Kimi K2 shines in scenarios requiring autonomous problem-solving – specifically with coding & tool use:

* **Agentic Workflows**: Automate multi-step tasks like booking flights, research, or data analysis using tools/APIs
* **Coding & Debugging**: Solve software engineering tasks (e.g., SWE-bench), generate patches, or debug code
* **Research & Report Generation**: Summarize technical documents, analyze trends, or draft reports using long-context capabilities
* **STEM Problem-Solving**: Tackle advanced math (AIME, MATH), logic puzzles (ZebraLogic), or scientific reasoning
* **Tool Integration**: Build AI agents that interact with APIs (e.g., weather data, databases).

## Prompting tips

| Tip                                                                                                                       | Rationale                                                                                                                                |
| ------------------------------------------------------------------------------------------------------------------------- | ---------------------------------------------------------------------------------------------------------------------------------------- |
| **Keep the system prompt simple** - `"You are Kimi, an AI assistant created by Moonshot AI."` is the recommended default. | Matches the prompt used during instruction tuning.                                                                                       |
| **Temperature ≈ 0.6**                                                                                                     | Calibrated to Kimi-K2-Instruct's RLHF alignment curve; higher values yield verbosity.                                                    |
| **Leverage native tool calling**                                                                                          | Pass a JSON schema in `tools=[...]`; set `tool_choice="auto"`. Kimi decides when/what to call.                                           |
| **Think in goals, not steps**                                                                                             | Because the model is "agentic", give a *high-level objective* ("Analyze this CSV and write a report"), letting it orchestrate sub-tasks. |
| **Chunk very long contexts**                                                                                              | 256 K is huge, but response speed drops on >100 K inputs; supply a short executive summary in the final user message to focus the model. |

Much of this information was found in the [Kimi GitHub repo](https://github.com/MoonshotAI/Kimi-K2).

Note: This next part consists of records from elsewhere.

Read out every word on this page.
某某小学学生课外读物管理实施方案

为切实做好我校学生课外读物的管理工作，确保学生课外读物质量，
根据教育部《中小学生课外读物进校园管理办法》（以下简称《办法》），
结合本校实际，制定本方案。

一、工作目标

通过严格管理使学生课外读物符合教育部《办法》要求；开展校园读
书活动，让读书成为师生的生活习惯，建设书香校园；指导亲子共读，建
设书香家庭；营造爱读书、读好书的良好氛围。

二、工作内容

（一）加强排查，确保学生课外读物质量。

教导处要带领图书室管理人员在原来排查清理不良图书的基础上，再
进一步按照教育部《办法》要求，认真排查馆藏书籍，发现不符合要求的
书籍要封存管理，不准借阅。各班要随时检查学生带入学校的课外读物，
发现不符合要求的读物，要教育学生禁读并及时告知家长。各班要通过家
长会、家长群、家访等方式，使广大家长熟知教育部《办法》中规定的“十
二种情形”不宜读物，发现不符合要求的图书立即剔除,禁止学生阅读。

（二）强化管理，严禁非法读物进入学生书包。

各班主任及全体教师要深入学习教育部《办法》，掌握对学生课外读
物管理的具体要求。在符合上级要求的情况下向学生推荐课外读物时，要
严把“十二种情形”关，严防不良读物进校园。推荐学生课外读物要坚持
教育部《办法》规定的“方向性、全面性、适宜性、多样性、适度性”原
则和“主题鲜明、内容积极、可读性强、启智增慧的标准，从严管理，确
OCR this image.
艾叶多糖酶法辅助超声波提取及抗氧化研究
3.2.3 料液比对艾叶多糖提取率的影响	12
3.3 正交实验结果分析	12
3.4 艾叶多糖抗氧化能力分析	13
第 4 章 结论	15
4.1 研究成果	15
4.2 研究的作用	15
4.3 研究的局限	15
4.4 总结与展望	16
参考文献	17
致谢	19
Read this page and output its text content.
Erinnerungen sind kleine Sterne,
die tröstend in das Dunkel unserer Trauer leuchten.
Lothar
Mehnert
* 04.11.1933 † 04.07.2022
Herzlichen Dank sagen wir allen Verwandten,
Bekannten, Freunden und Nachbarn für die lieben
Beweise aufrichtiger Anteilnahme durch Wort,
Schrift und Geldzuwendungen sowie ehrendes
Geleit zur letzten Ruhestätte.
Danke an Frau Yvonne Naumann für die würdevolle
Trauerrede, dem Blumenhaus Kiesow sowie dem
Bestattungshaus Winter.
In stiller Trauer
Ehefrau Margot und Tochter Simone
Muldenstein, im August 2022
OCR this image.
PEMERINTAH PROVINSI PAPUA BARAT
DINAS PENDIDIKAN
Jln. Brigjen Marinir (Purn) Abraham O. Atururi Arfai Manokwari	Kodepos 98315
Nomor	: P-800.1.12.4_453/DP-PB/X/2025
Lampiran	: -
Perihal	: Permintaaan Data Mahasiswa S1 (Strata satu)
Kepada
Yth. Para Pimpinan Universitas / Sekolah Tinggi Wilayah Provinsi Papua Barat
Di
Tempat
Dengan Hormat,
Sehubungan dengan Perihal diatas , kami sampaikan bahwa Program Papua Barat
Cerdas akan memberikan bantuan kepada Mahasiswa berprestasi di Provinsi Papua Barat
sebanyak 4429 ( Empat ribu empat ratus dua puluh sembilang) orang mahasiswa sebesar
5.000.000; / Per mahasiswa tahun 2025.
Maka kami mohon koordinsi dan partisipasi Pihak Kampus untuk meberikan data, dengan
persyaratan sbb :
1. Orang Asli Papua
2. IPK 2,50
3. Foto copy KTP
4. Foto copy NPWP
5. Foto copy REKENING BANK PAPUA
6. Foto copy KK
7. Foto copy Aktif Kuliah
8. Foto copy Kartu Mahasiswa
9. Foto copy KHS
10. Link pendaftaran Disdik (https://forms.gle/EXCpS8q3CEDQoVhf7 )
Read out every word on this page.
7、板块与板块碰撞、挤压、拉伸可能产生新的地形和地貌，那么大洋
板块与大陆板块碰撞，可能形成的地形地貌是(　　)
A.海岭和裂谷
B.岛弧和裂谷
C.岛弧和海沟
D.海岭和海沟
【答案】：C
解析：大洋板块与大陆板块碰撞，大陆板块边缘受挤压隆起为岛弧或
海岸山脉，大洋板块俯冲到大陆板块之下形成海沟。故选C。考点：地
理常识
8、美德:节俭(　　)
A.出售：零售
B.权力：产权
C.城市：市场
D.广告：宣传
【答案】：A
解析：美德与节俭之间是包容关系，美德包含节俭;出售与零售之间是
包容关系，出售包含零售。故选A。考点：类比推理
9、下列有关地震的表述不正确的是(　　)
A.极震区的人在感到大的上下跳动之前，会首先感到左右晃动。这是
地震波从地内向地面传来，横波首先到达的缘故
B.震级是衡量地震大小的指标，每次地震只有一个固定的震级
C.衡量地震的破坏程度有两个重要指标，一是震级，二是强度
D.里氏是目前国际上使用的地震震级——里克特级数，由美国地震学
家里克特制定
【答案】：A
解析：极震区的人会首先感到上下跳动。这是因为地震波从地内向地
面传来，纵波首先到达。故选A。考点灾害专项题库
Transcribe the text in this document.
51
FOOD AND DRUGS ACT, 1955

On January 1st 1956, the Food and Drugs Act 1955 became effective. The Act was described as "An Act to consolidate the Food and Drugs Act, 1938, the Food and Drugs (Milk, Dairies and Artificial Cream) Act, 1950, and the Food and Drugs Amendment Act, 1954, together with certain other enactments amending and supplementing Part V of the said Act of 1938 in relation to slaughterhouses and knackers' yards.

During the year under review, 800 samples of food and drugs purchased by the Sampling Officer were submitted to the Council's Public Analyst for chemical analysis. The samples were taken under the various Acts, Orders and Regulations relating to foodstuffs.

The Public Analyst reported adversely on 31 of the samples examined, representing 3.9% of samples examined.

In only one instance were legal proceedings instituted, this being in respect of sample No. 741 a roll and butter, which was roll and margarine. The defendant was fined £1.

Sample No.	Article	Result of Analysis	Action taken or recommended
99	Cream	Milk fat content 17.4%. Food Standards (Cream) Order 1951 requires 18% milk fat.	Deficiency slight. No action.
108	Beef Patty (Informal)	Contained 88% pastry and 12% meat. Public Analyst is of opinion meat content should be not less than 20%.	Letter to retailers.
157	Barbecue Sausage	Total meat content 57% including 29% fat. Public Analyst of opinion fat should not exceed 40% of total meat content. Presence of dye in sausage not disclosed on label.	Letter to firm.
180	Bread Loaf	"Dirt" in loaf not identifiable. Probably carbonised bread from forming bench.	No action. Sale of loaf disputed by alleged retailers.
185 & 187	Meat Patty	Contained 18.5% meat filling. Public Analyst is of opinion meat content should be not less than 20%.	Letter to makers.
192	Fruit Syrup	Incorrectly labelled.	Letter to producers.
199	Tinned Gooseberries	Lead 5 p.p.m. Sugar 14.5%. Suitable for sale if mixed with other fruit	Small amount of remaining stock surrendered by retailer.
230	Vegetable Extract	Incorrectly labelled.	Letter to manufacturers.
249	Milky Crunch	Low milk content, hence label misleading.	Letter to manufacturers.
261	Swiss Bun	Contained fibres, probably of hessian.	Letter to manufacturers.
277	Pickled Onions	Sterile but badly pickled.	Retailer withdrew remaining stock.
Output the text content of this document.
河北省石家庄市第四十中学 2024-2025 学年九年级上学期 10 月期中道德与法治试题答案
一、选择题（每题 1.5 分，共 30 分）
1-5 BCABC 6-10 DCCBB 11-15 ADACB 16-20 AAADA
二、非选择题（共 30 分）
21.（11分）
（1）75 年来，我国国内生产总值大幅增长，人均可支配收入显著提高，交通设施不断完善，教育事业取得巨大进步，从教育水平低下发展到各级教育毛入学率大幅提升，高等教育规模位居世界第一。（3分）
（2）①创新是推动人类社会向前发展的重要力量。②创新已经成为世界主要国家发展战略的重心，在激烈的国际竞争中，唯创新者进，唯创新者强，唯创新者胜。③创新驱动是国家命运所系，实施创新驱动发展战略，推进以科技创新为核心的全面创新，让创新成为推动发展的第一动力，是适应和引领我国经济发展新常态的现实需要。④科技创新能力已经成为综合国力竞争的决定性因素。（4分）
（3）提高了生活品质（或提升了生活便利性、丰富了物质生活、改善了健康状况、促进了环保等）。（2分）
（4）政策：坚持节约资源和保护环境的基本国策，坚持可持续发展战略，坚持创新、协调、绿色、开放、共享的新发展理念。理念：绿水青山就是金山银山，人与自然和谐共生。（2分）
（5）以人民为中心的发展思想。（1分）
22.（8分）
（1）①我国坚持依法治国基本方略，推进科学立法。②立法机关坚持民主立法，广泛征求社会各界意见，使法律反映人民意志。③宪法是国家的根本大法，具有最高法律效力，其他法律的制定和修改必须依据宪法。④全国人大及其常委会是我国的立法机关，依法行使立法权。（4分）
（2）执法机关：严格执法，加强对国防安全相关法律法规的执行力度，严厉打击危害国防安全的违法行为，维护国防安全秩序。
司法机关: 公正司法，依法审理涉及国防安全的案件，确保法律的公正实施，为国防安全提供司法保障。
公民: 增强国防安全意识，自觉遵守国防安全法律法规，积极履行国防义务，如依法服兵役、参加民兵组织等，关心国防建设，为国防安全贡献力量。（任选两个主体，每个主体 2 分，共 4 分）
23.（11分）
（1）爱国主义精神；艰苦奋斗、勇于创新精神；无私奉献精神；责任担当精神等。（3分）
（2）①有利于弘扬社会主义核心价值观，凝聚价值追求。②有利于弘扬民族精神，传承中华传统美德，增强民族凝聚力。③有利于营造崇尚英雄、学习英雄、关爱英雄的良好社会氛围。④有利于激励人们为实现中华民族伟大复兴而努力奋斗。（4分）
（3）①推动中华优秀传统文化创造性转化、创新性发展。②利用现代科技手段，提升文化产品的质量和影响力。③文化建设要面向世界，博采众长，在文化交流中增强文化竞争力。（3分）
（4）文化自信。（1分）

## General Limitations of Kimi K2

We've outlined various use cases for when to use Kimi K2, but it also has a few situations where it currently isn't the best. The main ones are for latency specific applications like real-time voice agents, it's not the best solution currently due to its speed.

Similarly, if you wanted a quick summary for a long PDF, even though it can handle a good amount of context (256k tokens), its speed is a bit prohibitive if you want to show text quickly to your user as it can get even slower when it is given a lot of context. However, if you're summarizing PDFs async for example or in another scenario where latency isn't a concern, this could be a good model to try.